Nous et les enfants de FANON. Des destins croisés

J’ai découvert pour la première fois l’existence de Frantz Fanon au cours d’une promenade d’été dans les rues d’Alger. J’avais 18 ans. Son nom, inscrit sur des plaques de rues ou de lycées, m’intriguait. Quelle était la place de ce « gaouri » (« occidental » en arabe) accepté dans l’agora algérienne, alors que tous les noms français avaient été systématiquement effacés depuis l’indépendance ?

Lorsque je demande qui était Frantz Fanon à Alger, les éloges ne manquent pas. Mais pourquoi, alors que j’ai grandi au pays des Lumières, aucun de mes manuels scolaires ne le mentionnait nulle part ? Comme si son existence était cachée, comme s’il était devenu honteux de le faire exister rien que par la pensée. 

Dans ma famille Algérie, il est un «martyr», un « grand homme ». Dans ma famille France, un secret de famille.

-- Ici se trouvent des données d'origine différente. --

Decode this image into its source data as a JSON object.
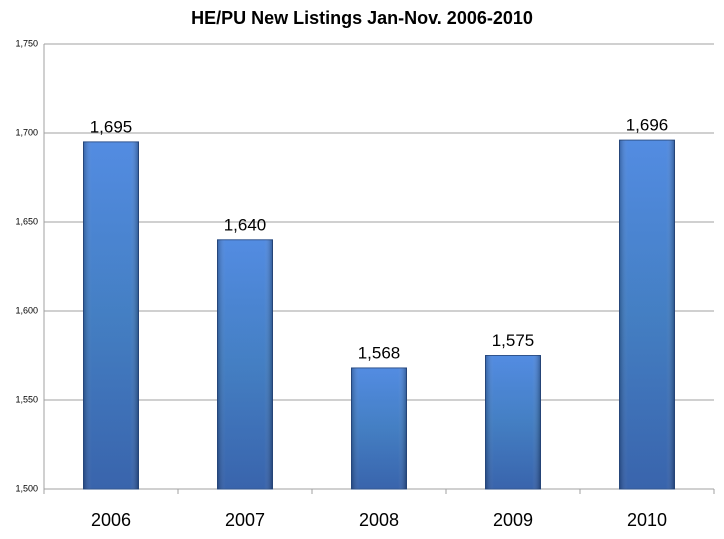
{
  "chart_data": {
    "type": "bar",
    "title": "HE/PU New Listings Jan-Nov. 2006-2010",
    "categories": [
      "2006",
      "2007",
      "2008",
      "2009",
      "2010"
    ],
    "values": [
      1695,
      1640,
      1568,
      1575,
      1696
    ],
    "value_labels": [
      "1,695",
      "1,640",
      "1,568",
      "1,575",
      "1,696"
    ],
    "color": "#3f78c8",
    "ylim": [
      1500,
      1750
    ],
    "yticks": [
      {
        "value": 1500,
        "label": "1,500"
      },
      {
        "value": 1550,
        "label": "1,550"
      },
      {
        "value": 1600,
        "label": "1,600"
      },
      {
        "value": 1650,
        "label": "1,650"
      },
      {
        "value": 1700,
        "label": "1,700"
      },
      {
        "value": 1750,
        "label": "1,750"
      }
    ],
    "grid": true
  }
}
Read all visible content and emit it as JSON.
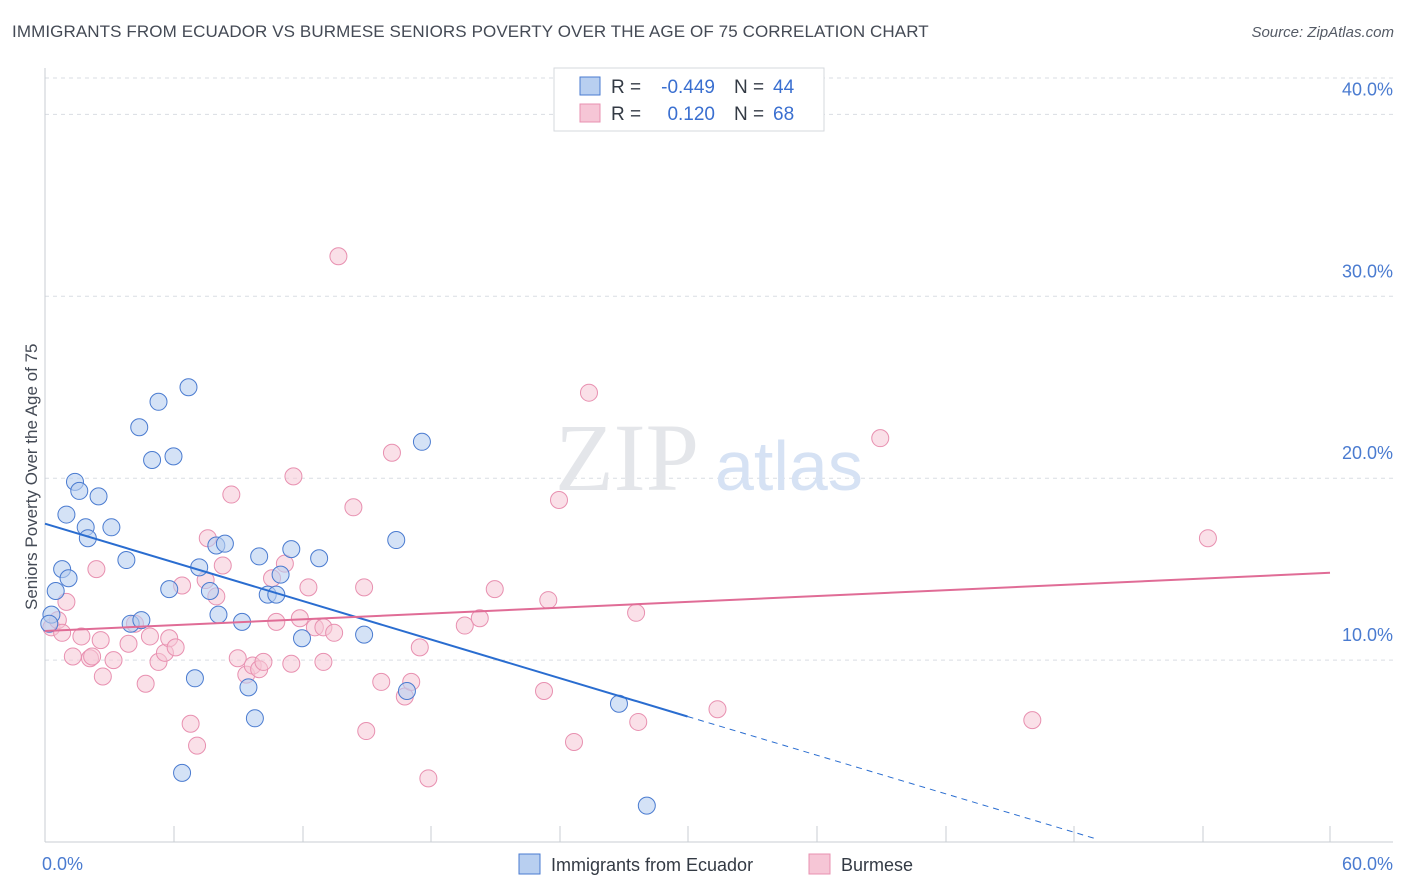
{
  "title": "IMMIGRANTS FROM ECUADOR VS BURMESE SENIORS POVERTY OVER THE AGE OF 75 CORRELATION CHART",
  "source": "Source: ZipAtlas.com",
  "watermark": {
    "zip": "ZIP",
    "atlas": "atlas"
  },
  "colors": {
    "blue": "#4a7bd0",
    "blue_fill": "#b8cff0",
    "blue_line": "#2a6dd0",
    "pink_fill": "#f6c6d6",
    "pink_stroke": "#e890b0",
    "pink_line": "#e06c96",
    "grid": "#d9dde3"
  },
  "legend_box": {
    "rows": [
      {
        "r_label": "R =",
        "r_value": "-0.449",
        "n_label": "N =",
        "n_value": "44"
      },
      {
        "r_label": "R =",
        "r_value": "0.120",
        "n_label": "N =",
        "n_value": "68"
      }
    ]
  },
  "chart_data": {
    "type": "scatter",
    "title": "IMMIGRANTS FROM ECUADOR VS BURMESE SENIORS POVERTY OVER THE AGE OF 75 CORRELATION CHART",
    "xlabel": "",
    "ylabel": "Seniors Poverty Over the Age of 75",
    "xlim": [
      0,
      60
    ],
    "ylim": [
      0,
      42
    ],
    "x_tick_labels": [
      "0.0%",
      "60.0%"
    ],
    "y_ticks": [
      10,
      20,
      30,
      40
    ],
    "y_tick_labels": [
      "10.0%",
      "20.0%",
      "30.0%",
      "40.0%"
    ],
    "grid": true,
    "legend": "top-center",
    "series": [
      {
        "name": "Immigrants from Ecuador",
        "color": "#4a7bd0",
        "R": -0.449,
        "N": 44,
        "trend": {
          "x0": 0,
          "y0": 17.5,
          "x1": 30,
          "y1": 6.9,
          "dash_x1": 49,
          "dash_y1": 0.2
        },
        "points": [
          [
            0.3,
            12.5
          ],
          [
            0.5,
            13.8
          ],
          [
            0.8,
            15.0
          ],
          [
            1.0,
            18.0
          ],
          [
            1.1,
            14.5
          ],
          [
            1.4,
            19.8
          ],
          [
            1.6,
            19.3
          ],
          [
            1.9,
            17.3
          ],
          [
            2.0,
            16.7
          ],
          [
            2.5,
            19.0
          ],
          [
            3.1,
            17.3
          ],
          [
            3.8,
            15.5
          ],
          [
            4.0,
            12.0
          ],
          [
            4.5,
            12.2
          ],
          [
            4.4,
            22.8
          ],
          [
            5.0,
            21.0
          ],
          [
            5.3,
            24.2
          ],
          [
            5.8,
            13.9
          ],
          [
            6.0,
            21.2
          ],
          [
            6.4,
            3.8
          ],
          [
            6.7,
            25.0
          ],
          [
            7.0,
            9.0
          ],
          [
            7.2,
            15.1
          ],
          [
            7.7,
            13.8
          ],
          [
            8.0,
            16.3
          ],
          [
            8.1,
            12.5
          ],
          [
            8.4,
            16.4
          ],
          [
            9.2,
            12.1
          ],
          [
            9.5,
            8.5
          ],
          [
            9.8,
            6.8
          ],
          [
            10.0,
            15.7
          ],
          [
            10.4,
            13.6
          ],
          [
            10.8,
            13.6
          ],
          [
            11.0,
            14.7
          ],
          [
            12.0,
            11.2
          ],
          [
            11.5,
            16.1
          ],
          [
            12.8,
            15.6
          ],
          [
            14.9,
            11.4
          ],
          [
            16.4,
            16.6
          ],
          [
            16.9,
            8.3
          ],
          [
            17.6,
            22.0
          ],
          [
            26.8,
            7.6
          ],
          [
            28.1,
            2.0
          ],
          [
            0.2,
            12.0
          ]
        ]
      },
      {
        "name": "Burmese",
        "color": "#f6c6d6",
        "R": 0.12,
        "N": 68,
        "trend": {
          "x0": 0,
          "y0": 11.6,
          "x1": 60,
          "y1": 14.8
        },
        "points": [
          [
            0.3,
            11.8
          ],
          [
            0.6,
            12.2
          ],
          [
            0.8,
            11.5
          ],
          [
            1.0,
            13.2
          ],
          [
            1.3,
            10.2
          ],
          [
            1.7,
            11.3
          ],
          [
            2.1,
            10.1
          ],
          [
            2.2,
            10.2
          ],
          [
            2.4,
            15.0
          ],
          [
            2.6,
            11.1
          ],
          [
            2.7,
            9.1
          ],
          [
            3.2,
            10.0
          ],
          [
            3.9,
            10.9
          ],
          [
            4.2,
            12.0
          ],
          [
            4.7,
            8.7
          ],
          [
            4.9,
            11.3
          ],
          [
            5.3,
            9.9
          ],
          [
            5.6,
            10.4
          ],
          [
            5.8,
            11.2
          ],
          [
            6.1,
            10.7
          ],
          [
            6.4,
            14.1
          ],
          [
            6.8,
            6.5
          ],
          [
            7.1,
            5.3
          ],
          [
            7.5,
            14.4
          ],
          [
            7.6,
            16.7
          ],
          [
            8.0,
            13.5
          ],
          [
            8.3,
            15.2
          ],
          [
            8.7,
            19.1
          ],
          [
            9.0,
            10.1
          ],
          [
            9.4,
            9.2
          ],
          [
            9.7,
            9.7
          ],
          [
            10.0,
            9.5
          ],
          [
            10.2,
            9.9
          ],
          [
            10.6,
            14.5
          ],
          [
            10.8,
            12.1
          ],
          [
            11.2,
            15.3
          ],
          [
            11.5,
            9.8
          ],
          [
            11.6,
            20.1
          ],
          [
            11.9,
            12.3
          ],
          [
            12.3,
            14.0
          ],
          [
            12.6,
            11.8
          ],
          [
            13.0,
            9.9
          ],
          [
            13.0,
            11.8
          ],
          [
            13.5,
            11.5
          ],
          [
            13.7,
            32.2
          ],
          [
            14.4,
            18.4
          ],
          [
            14.9,
            14.0
          ],
          [
            15.0,
            6.1
          ],
          [
            15.7,
            8.8
          ],
          [
            16.2,
            21.4
          ],
          [
            16.8,
            8.0
          ],
          [
            17.1,
            8.8
          ],
          [
            17.5,
            10.7
          ],
          [
            17.9,
            3.5
          ],
          [
            19.6,
            11.9
          ],
          [
            20.3,
            12.3
          ],
          [
            21.0,
            13.9
          ],
          [
            23.3,
            8.3
          ],
          [
            23.5,
            13.3
          ],
          [
            24.0,
            18.8
          ],
          [
            24.7,
            5.5
          ],
          [
            25.4,
            24.7
          ],
          [
            27.6,
            12.6
          ],
          [
            27.7,
            6.6
          ],
          [
            31.4,
            7.3
          ],
          [
            39.0,
            22.2
          ],
          [
            46.1,
            6.7
          ],
          [
            54.3,
            16.7
          ]
        ]
      }
    ]
  }
}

Mon père m’a un jour appris qu’il connaissait bien le fils de Frantz Fanon, Olivier. Il m’a raconté qu’ils avaient tous deux fréquenté le lycée Amara Rachid de Ben Aknoun, situé sur les hauteurs de la ville. Mais il n’a jamais rencontré le père d’Olivier, parti pour rejoindre la résistance algérienne dans le maquis.

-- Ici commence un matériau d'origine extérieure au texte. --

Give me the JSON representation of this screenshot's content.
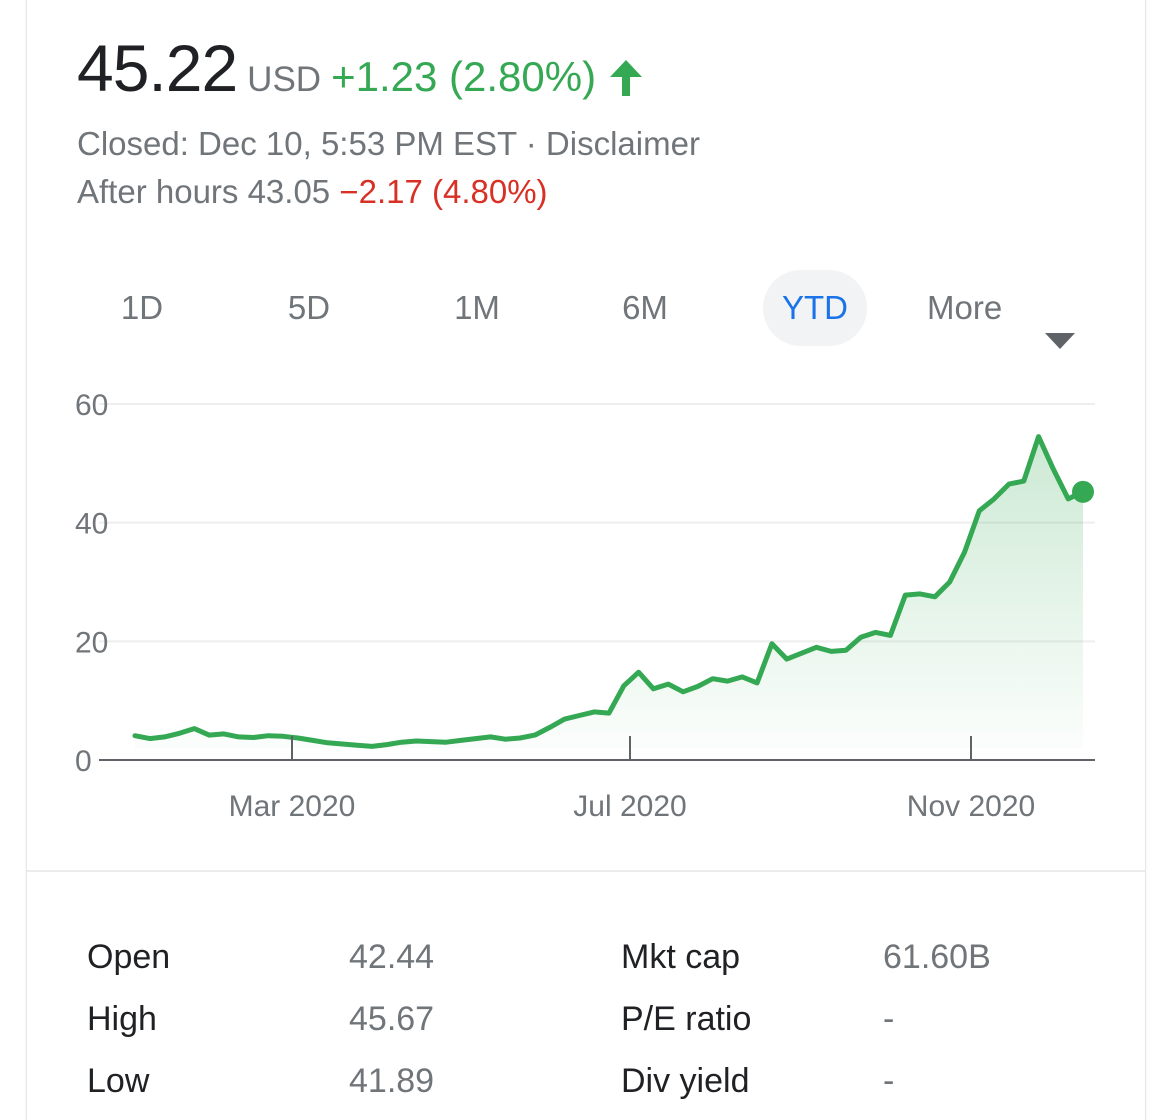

Mon père aurait-il pu à l’époque imaginer ce qui allait se passer ?

Voir lui aussi son père rejoindre les rangs de l’Armée de Libération Nationale dans les montagnes de Kabylie et, comme Olivier, devenir le petit chef de famille, protéger la maman, et avoir un père décoré de la médaille de « Moudjahid » (« combattant »). Puis un jour devoir partir loin de ses terres, pour devenir un « immigré », épouser la culture des « Roumi » (c’est ainsi que mes grands-parents appelaient les colons français) et élever des enfants qui, presque par hasard, étudieront l’œuvre politique et psychiatrique de Fanon

La génération de mes grands-parents est celle de Frantz Fanon. L’héritage qu’elle nous laisse à nous, enfants et petits-enfants, est commun, traumatique, dense, complexe. Il se mélange et s’associe à ce qui fait notre identité métissée d’enfants français issus de l’immigration post-coloniale.

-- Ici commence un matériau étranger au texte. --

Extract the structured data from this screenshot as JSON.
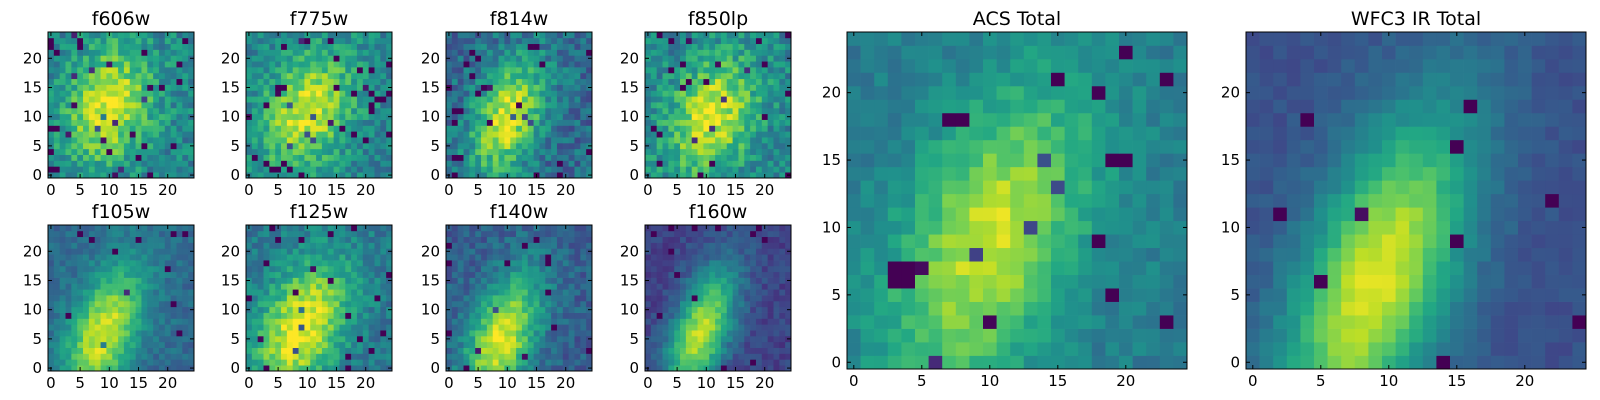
{
  "chart_data": [
    {
      "type": "heatmap",
      "title": "f606w",
      "xticks": [
        "0",
        "5",
        "10",
        "15",
        "20"
      ],
      "yticks": [
        "0",
        "5",
        "10",
        "15",
        "20"
      ],
      "xlim": [
        -0.5,
        24.5
      ],
      "ylim": [
        -0.5,
        24.5
      ],
      "grid_size": 25,
      "colormap": "viridis",
      "peak": [
        10,
        12
      ],
      "sigma": [
        5,
        7
      ],
      "tilt": 0.15,
      "base": 0.45,
      "amp": 0.5,
      "noise": 0.3,
      "outlier_rate": 0.05,
      "seed": 11
    },
    {
      "type": "heatmap",
      "title": "f775w",
      "xticks": [
        "0",
        "5",
        "10",
        "15",
        "20"
      ],
      "yticks": [
        "0",
        "5",
        "10",
        "15",
        "20"
      ],
      "xlim": [
        -0.5,
        24.5
      ],
      "ylim": [
        -0.5,
        24.5
      ],
      "grid_size": 25,
      "colormap": "viridis",
      "peak": [
        10,
        11
      ],
      "sigma": [
        5,
        7
      ],
      "tilt": 0.2,
      "base": 0.45,
      "amp": 0.5,
      "noise": 0.28,
      "outlier_rate": 0.05,
      "seed": 23
    },
    {
      "type": "heatmap",
      "title": "f814w",
      "xticks": [
        "0",
        "5",
        "10",
        "15",
        "20"
      ],
      "yticks": [
        "0",
        "5",
        "10",
        "15",
        "20"
      ],
      "xlim": [
        -0.5,
        24.5
      ],
      "ylim": [
        -0.5,
        24.5
      ],
      "grid_size": 25,
      "colormap": "viridis",
      "peak": [
        10,
        10
      ],
      "sigma": [
        4,
        7
      ],
      "tilt": 0.25,
      "base": 0.35,
      "amp": 0.6,
      "noise": 0.3,
      "outlier_rate": 0.05,
      "seed": 37
    },
    {
      "type": "heatmap",
      "title": "f850lp",
      "xticks": [
        "0",
        "5",
        "10",
        "15",
        "20"
      ],
      "yticks": [
        "0",
        "5",
        "10",
        "15",
        "20"
      ],
      "xlim": [
        -0.5,
        24.5
      ],
      "ylim": [
        -0.5,
        24.5
      ],
      "grid_size": 25,
      "colormap": "viridis",
      "peak": [
        11,
        10
      ],
      "sigma": [
        5,
        7
      ],
      "tilt": 0.2,
      "base": 0.45,
      "amp": 0.5,
      "noise": 0.3,
      "outlier_rate": 0.05,
      "seed": 41
    },
    {
      "type": "heatmap",
      "title": "f105w",
      "xticks": [
        "0",
        "5",
        "10",
        "15",
        "20"
      ],
      "yticks": [
        "0",
        "5",
        "10",
        "15",
        "20"
      ],
      "xlim": [
        -0.5,
        24.5
      ],
      "ylim": [
        -0.5,
        24.5
      ],
      "grid_size": 25,
      "colormap": "viridis",
      "peak": [
        9,
        6
      ],
      "sigma": [
        4,
        8
      ],
      "tilt": 0.3,
      "base": 0.35,
      "amp": 0.6,
      "noise": 0.16,
      "outlier_rate": 0.02,
      "seed": 53
    },
    {
      "type": "heatmap",
      "title": "f125w",
      "xticks": [
        "0",
        "5",
        "10",
        "15",
        "20"
      ],
      "yticks": [
        "0",
        "5",
        "10",
        "15",
        "20"
      ],
      "xlim": [
        -0.5,
        24.5
      ],
      "ylim": [
        -0.5,
        24.5
      ],
      "grid_size": 25,
      "colormap": "viridis",
      "peak": [
        9,
        7
      ],
      "sigma": [
        5,
        8
      ],
      "tilt": 0.3,
      "base": 0.4,
      "amp": 0.6,
      "noise": 0.22,
      "outlier_rate": 0.03,
      "seed": 67
    },
    {
      "type": "heatmap",
      "title": "f140w",
      "xticks": [
        "0",
        "5",
        "10",
        "15",
        "20"
      ],
      "yticks": [
        "0",
        "5",
        "10",
        "15",
        "20"
      ],
      "xlim": [
        -0.5,
        24.5
      ],
      "ylim": [
        -0.5,
        24.5
      ],
      "grid_size": 25,
      "colormap": "viridis",
      "peak": [
        9,
        5
      ],
      "sigma": [
        4,
        8
      ],
      "tilt": 0.3,
      "base": 0.3,
      "amp": 0.65,
      "noise": 0.2,
      "outlier_rate": 0.03,
      "seed": 79
    },
    {
      "type": "heatmap",
      "title": "f160w",
      "xticks": [
        "0",
        "5",
        "10",
        "15",
        "20"
      ],
      "yticks": [
        "0",
        "5",
        "10",
        "15",
        "20"
      ],
      "xlim": [
        -0.5,
        24.5
      ],
      "ylim": [
        -0.5,
        24.5
      ],
      "grid_size": 25,
      "colormap": "viridis",
      "peak": [
        9,
        6
      ],
      "sigma": [
        3.5,
        8
      ],
      "tilt": 0.3,
      "base": 0.2,
      "amp": 0.7,
      "noise": 0.14,
      "outlier_rate": 0.02,
      "seed": 97
    },
    {
      "type": "heatmap",
      "title": "ACS Total",
      "xticks": [
        "0",
        "5",
        "10",
        "15",
        "20"
      ],
      "yticks": [
        "0",
        "5",
        "10",
        "15",
        "20"
      ],
      "xlim": [
        -0.5,
        24.5
      ],
      "ylim": [
        -0.5,
        24.5
      ],
      "grid_size": 25,
      "colormap": "viridis",
      "peak": [
        10,
        9
      ],
      "sigma": [
        4.5,
        8
      ],
      "tilt": 0.3,
      "base": 0.42,
      "amp": 0.5,
      "noise": 0.15,
      "outlier_rate": 0.04,
      "seed": 101
    },
    {
      "type": "heatmap",
      "title": "WFC3 IR Total",
      "xticks": [
        "0",
        "5",
        "10",
        "15",
        "20"
      ],
      "yticks": [
        "0",
        "5",
        "10",
        "15",
        "20"
      ],
      "xlim": [
        -0.5,
        24.5
      ],
      "ylim": [
        -0.5,
        24.5
      ],
      "grid_size": 25,
      "colormap": "viridis",
      "peak": [
        9,
        6
      ],
      "sigma": [
        4,
        9
      ],
      "tilt": 0.32,
      "base": 0.25,
      "amp": 0.7,
      "noise": 0.08,
      "outlier_rate": 0.02,
      "seed": 131
    }
  ]
}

Frantz Fanon est un métisse. Comme son fils, comme nous, il a appris une autre langue que la sienne, et il s’est engagé corps et âme en Algérie. Il fait partie des bâtisseurs de l’Algérie d’aujourd’hui, comme nous faisons partie de ceux de la France de demain. 

Frantz Fanon est pour moi un modèle transculturel car il ouvre une voie où l’altérité est reconnue comme telle, s’exprime, s’affranchit.